Even so, Marconi's underlying problem is no nearer a solution. Operationally, there's still a decent business in there somewhere, but it is not big enough to support net debt of £3bn.

With the shares yesterday reduced to penny stock status, it's hard to know whether to laugh or cry. The former GEC was ejected from the FTSE 100 some months ago. Without recovery in the share price this one time pillar of the industrial establishment faces ejection from the FTSE 350 too at the next review. How are the mighty fallen.

Pricey Innogy

The Germans think they can make water and electricity mix without being electrocuted. This is more than ScottishPower and Sir Desmond's Pitcher's United Utilities managed. Both thought they could sell water to their electricity customers and vice-versa, and both ended up getting their fingers badly burnt.

RWE, the owner of Thames Water and now Innogy, remains undeterred. It dreams of turning every home in the capital into a consumer of Thames water and npower electricity with a telephone account thrown in. RWE's task would have been made easier had it bought London Electricity, but the French got there first.

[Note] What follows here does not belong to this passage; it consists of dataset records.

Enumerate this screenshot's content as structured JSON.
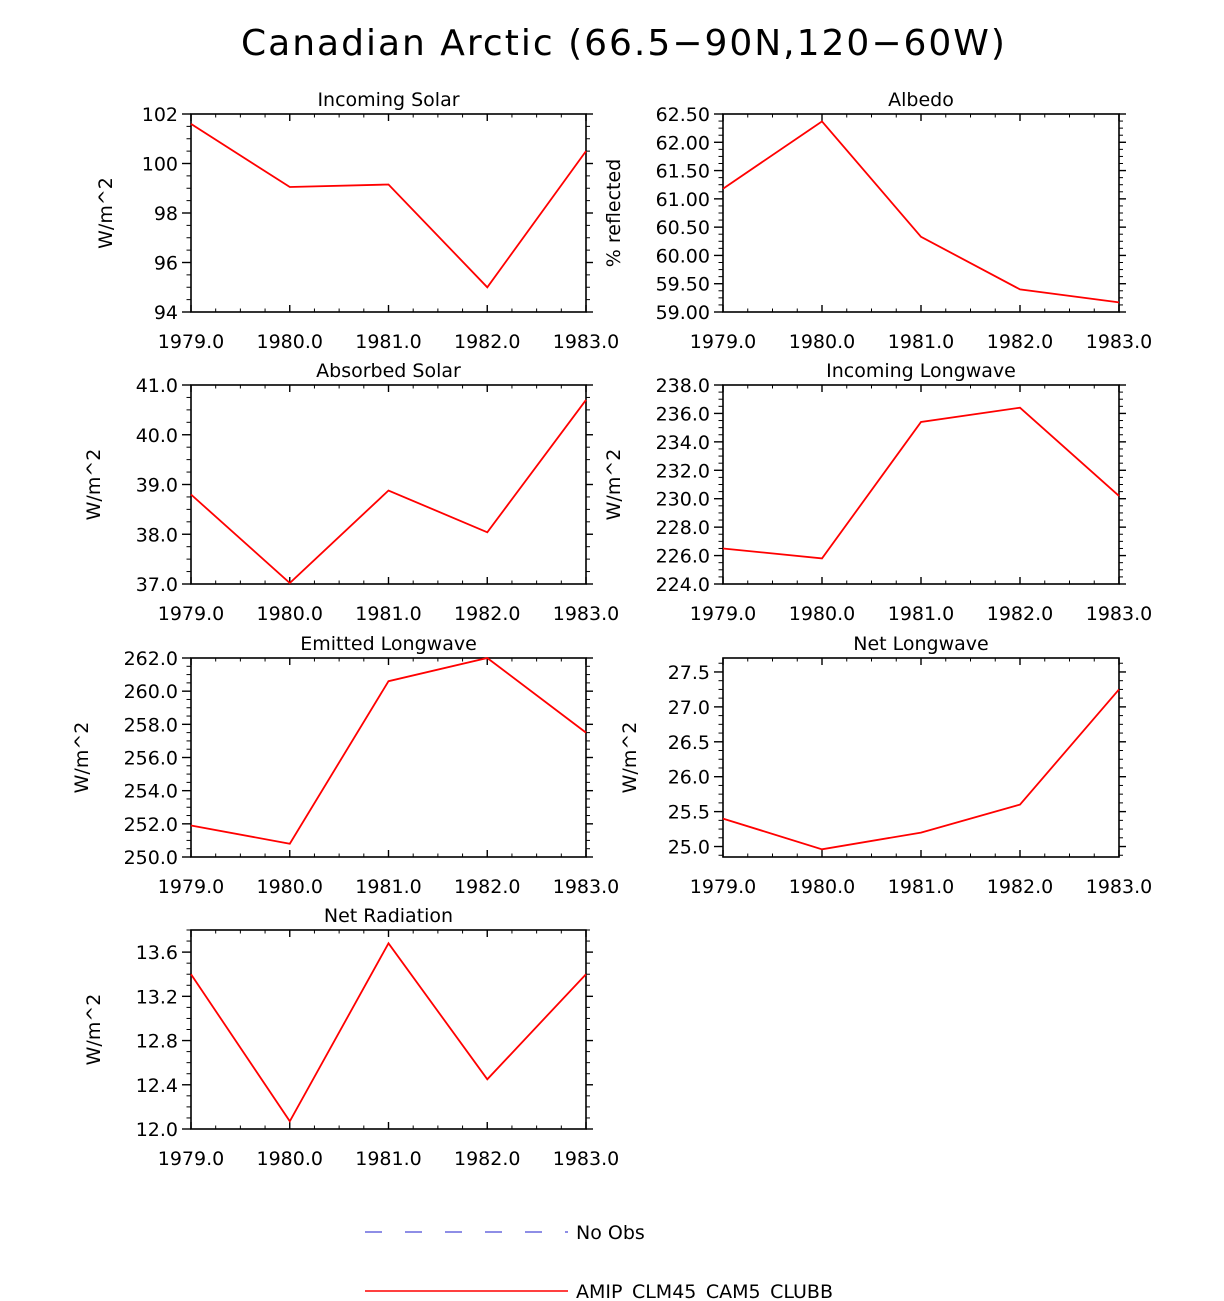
{
  "figure": {
    "title": "Canadian Arctic (66.5−90N,120−60W)"
  },
  "colors": {
    "model_line": "#ff0000",
    "obs_line": "#4a4ad8",
    "axis": "#000000"
  },
  "legend": {
    "obs_label": "No Obs",
    "model_label": "AMIP_CLM45_CAM5_CLUBB"
  },
  "chart_data": [
    {
      "type": "line",
      "title": "Incoming Solar",
      "ylabel": "W/m^2",
      "x": [
        1979,
        1980,
        1981,
        1982,
        1983
      ],
      "xticks": [
        "1979.0",
        "1980.0",
        "1981.0",
        "1982.0",
        "1983.0"
      ],
      "xlim": [
        1979,
        1983
      ],
      "ylim": [
        94,
        102
      ],
      "yticks": [
        94,
        96,
        98,
        100,
        102
      ],
      "ytick_labels": [
        "94",
        "96",
        "98",
        "100",
        "102"
      ],
      "yminor": 4,
      "series": [
        {
          "name": "AMIP_CLM45_CAM5_CLUBB",
          "values": [
            101.6,
            99.05,
            99.15,
            95.0,
            100.5
          ]
        }
      ]
    },
    {
      "type": "line",
      "title": "Albedo",
      "ylabel": "% reflected",
      "x": [
        1979,
        1980,
        1981,
        1982,
        1983
      ],
      "xticks": [
        "1979.0",
        "1980.0",
        "1981.0",
        "1982.0",
        "1983.0"
      ],
      "xlim": [
        1979,
        1983
      ],
      "ylim": [
        59.0,
        62.5
      ],
      "yticks": [
        59.0,
        59.5,
        60.0,
        60.5,
        61.0,
        61.5,
        62.0,
        62.5
      ],
      "ytick_labels": [
        "59.00",
        "59.50",
        "60.00",
        "60.50",
        "61.00",
        "61.50",
        "62.00",
        "62.50"
      ],
      "yminor": 4,
      "series": [
        {
          "name": "AMIP_CLM45_CAM5_CLUBB",
          "values": [
            61.18,
            62.37,
            60.33,
            59.4,
            59.17
          ]
        }
      ]
    },
    {
      "type": "line",
      "title": "Absorbed Solar",
      "ylabel": "W/m^2",
      "x": [
        1979,
        1980,
        1981,
        1982,
        1983
      ],
      "xticks": [
        "1979.0",
        "1980.0",
        "1981.0",
        "1982.0",
        "1983.0"
      ],
      "xlim": [
        1979,
        1983
      ],
      "ylim": [
        37.0,
        41.0
      ],
      "yticks": [
        37,
        38,
        39,
        40,
        41
      ],
      "ytick_labels": [
        "37.0",
        "38.0",
        "39.0",
        "40.0",
        "41.0"
      ],
      "yminor": 4,
      "series": [
        {
          "name": "AMIP_CLM45_CAM5_CLUBB",
          "values": [
            38.8,
            37.02,
            38.88,
            38.04,
            40.7
          ]
        }
      ]
    },
    {
      "type": "line",
      "title": "Incoming Longwave",
      "ylabel": "W/m^2",
      "x": [
        1979,
        1980,
        1981,
        1982,
        1983
      ],
      "xticks": [
        "1979.0",
        "1980.0",
        "1981.0",
        "1982.0",
        "1983.0"
      ],
      "xlim": [
        1979,
        1983
      ],
      "ylim": [
        224,
        238
      ],
      "yticks": [
        224,
        226,
        228,
        230,
        232,
        234,
        236,
        238
      ],
      "ytick_labels": [
        "224.0",
        "226.0",
        "228.0",
        "230.0",
        "232.0",
        "234.0",
        "236.0",
        "238.0"
      ],
      "yminor": 4,
      "series": [
        {
          "name": "AMIP_CLM45_CAM5_CLUBB",
          "values": [
            226.5,
            225.8,
            235.4,
            236.4,
            230.2
          ]
        }
      ]
    },
    {
      "type": "line",
      "title": "Emitted Longwave",
      "ylabel": "W/m^2",
      "x": [
        1979,
        1980,
        1981,
        1982,
        1983
      ],
      "xticks": [
        "1979.0",
        "1980.0",
        "1981.0",
        "1982.0",
        "1983.0"
      ],
      "xlim": [
        1979,
        1983
      ],
      "ylim": [
        250,
        262
      ],
      "yticks": [
        250,
        252,
        254,
        256,
        258,
        260,
        262
      ],
      "ytick_labels": [
        "250.0",
        "252.0",
        "254.0",
        "256.0",
        "258.0",
        "260.0",
        "262.0"
      ],
      "yminor": 4,
      "series": [
        {
          "name": "AMIP_CLM45_CAM5_CLUBB",
          "values": [
            251.9,
            250.8,
            260.6,
            262.0,
            257.5
          ]
        }
      ]
    },
    {
      "type": "line",
      "title": "Net Longwave",
      "ylabel": "W/m^2",
      "x": [
        1979,
        1980,
        1981,
        1982,
        1983
      ],
      "xticks": [
        "1979.0",
        "1980.0",
        "1981.0",
        "1982.0",
        "1983.0"
      ],
      "xlim": [
        1979,
        1983
      ],
      "ylim": [
        24.85,
        27.7
      ],
      "yticks": [
        25.0,
        25.5,
        26.0,
        26.5,
        27.0,
        27.5
      ],
      "ytick_labels": [
        "25.0",
        "25.5",
        "26.0",
        "26.5",
        "27.0",
        "27.5"
      ],
      "yminor": 4,
      "series": [
        {
          "name": "AMIP_CLM45_CAM5_CLUBB",
          "values": [
            25.4,
            24.96,
            25.2,
            25.6,
            27.25
          ]
        }
      ]
    },
    {
      "type": "line",
      "title": "Net Radiation",
      "ylabel": "W/m^2",
      "x": [
        1979,
        1980,
        1981,
        1982,
        1983
      ],
      "xticks": [
        "1979.0",
        "1980.0",
        "1981.0",
        "1982.0",
        "1983.0"
      ],
      "xlim": [
        1979,
        1983
      ],
      "ylim": [
        12.0,
        13.8
      ],
      "yticks": [
        12.0,
        12.4,
        12.8,
        13.2,
        13.6
      ],
      "ytick_labels": [
        "12.0",
        "12.4",
        "12.8",
        "13.2",
        "13.6"
      ],
      "yminor": 4,
      "series": [
        {
          "name": "AMIP_CLM45_CAM5_CLUBB",
          "values": [
            13.4,
            12.07,
            13.68,
            12.45,
            13.4
          ]
        }
      ]
    }
  ]
}
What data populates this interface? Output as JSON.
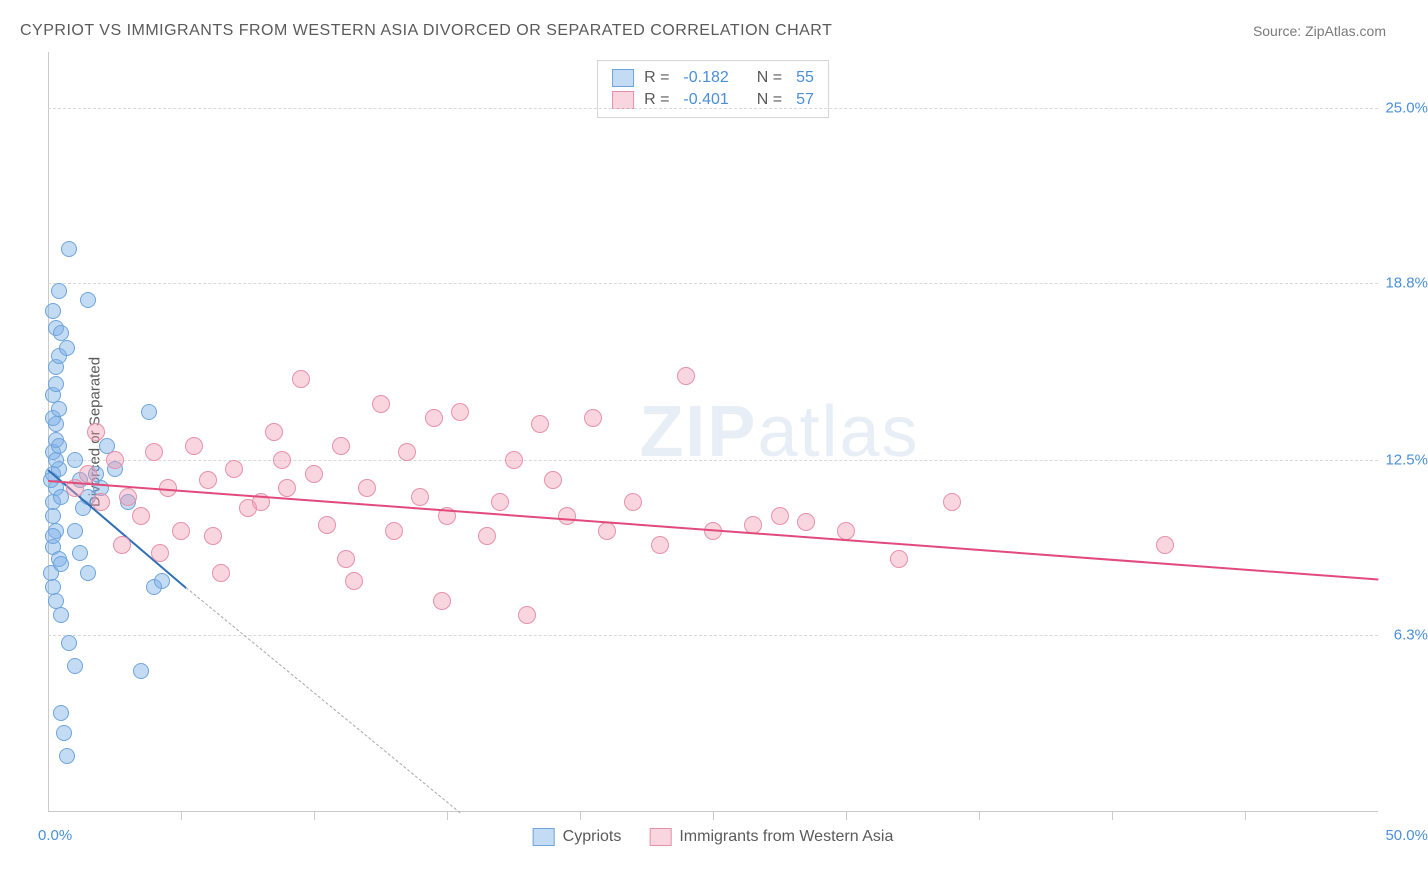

So RWE has decided instead to buy Innogy, which supplies one in four British homes with electricity and another 2 million with gas. The price is not quite as extravagant as that paid for Thames but it is still pretty heroic. The deal pitches RWE head-to-head with Electricité de France, the owner of London and Sweb. Both companies have big plans for the UK and since they both also have deep pockets, Seeboard could reach a truly silly price when it is auctioned off by its American owners shortly.

Dietmar Kuhnt, the chief executive of RWE, and Brian Count, his opposite number at Innogy, were playing their cards close to their chest yesterday. But if Mr Count's maths are right and the UK energy market is destined to come down to between four and six big players, then we still have two too many. Powergen, which is about to fall into the arms of another German suitor E.On, looks like a survivor along with TXU and Centrica, which owns the British Gas brand.

That just leaves Scottish & Southern, which is about to lose its motivating force Jim Forbes, and ScottishPower, where Ian Russell is under the cosh after slashing the dividend. If they don't want to get picked off one by one, maybe the two Scots should think about huddling together for warmth.